Gross Domestic Product rose by 0.8% on the quarter, and 1.8% on the year. This matched market forecasts but, in the wake of some strong construction and export data for the same period, investors may have dared to hope for more. If so, they were out of luck. Still, the outcome is better than the first quarter’s respective gains of 0.3% and 1.7% andis arguably not too bad given Hurricane Debbie’s baleful impact on economic activity.
Still, the Australian Dollar slipped back under US$0.80 on the news after rising steadily this week. Falls were not heavy though and AUD/USD retains solid investor support.

The growth numbers come at a crucial juncture for the year’s Australian Dollar trade. Admittedly thanks as much to US Dollar weakness as anything else, AUD/USD has poked above a trading range which has limited progress in either direction for weeks.

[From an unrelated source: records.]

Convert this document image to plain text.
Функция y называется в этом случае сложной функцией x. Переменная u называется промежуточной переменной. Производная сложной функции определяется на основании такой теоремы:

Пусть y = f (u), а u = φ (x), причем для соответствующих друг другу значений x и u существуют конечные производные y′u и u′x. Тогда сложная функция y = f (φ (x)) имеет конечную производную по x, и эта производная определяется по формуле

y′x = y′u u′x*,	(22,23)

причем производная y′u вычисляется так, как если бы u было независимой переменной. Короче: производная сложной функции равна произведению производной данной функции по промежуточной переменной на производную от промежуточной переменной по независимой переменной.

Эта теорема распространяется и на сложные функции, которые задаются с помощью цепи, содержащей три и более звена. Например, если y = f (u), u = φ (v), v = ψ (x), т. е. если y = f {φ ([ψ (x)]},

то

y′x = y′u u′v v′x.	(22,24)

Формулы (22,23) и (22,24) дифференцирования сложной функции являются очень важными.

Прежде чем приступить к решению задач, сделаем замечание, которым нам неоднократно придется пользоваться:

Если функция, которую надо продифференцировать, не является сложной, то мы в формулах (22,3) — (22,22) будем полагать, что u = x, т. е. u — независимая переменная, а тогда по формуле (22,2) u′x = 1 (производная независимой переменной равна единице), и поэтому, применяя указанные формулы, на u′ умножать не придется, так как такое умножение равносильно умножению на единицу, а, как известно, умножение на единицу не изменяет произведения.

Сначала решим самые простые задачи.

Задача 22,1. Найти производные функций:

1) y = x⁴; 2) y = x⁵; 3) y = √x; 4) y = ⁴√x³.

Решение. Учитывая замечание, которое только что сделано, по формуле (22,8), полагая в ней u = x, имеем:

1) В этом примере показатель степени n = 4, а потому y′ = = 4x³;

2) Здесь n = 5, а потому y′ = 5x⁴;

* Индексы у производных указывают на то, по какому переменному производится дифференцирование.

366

However, as the pair pushes back towards its highs for 2017, which are also peaks not seen since 2015, the possible reaction of the Reserve Bank of Australia will be key. The RBA is not comfortable with the Aussie’s altitude which it sees as threatening both domestic growth and its own inflation-target mandate.
It reminded us of all this on Tuesday after leaving interest rates on hold at record lows. Of course, the RBA will also often admit that US Dollar weakness is beyond its control and, if it sticks to that line bulls may be emboldened. However, it seems at least as likely that more forceful jawboning against Aussie strength will be hears if those bulls push too far further.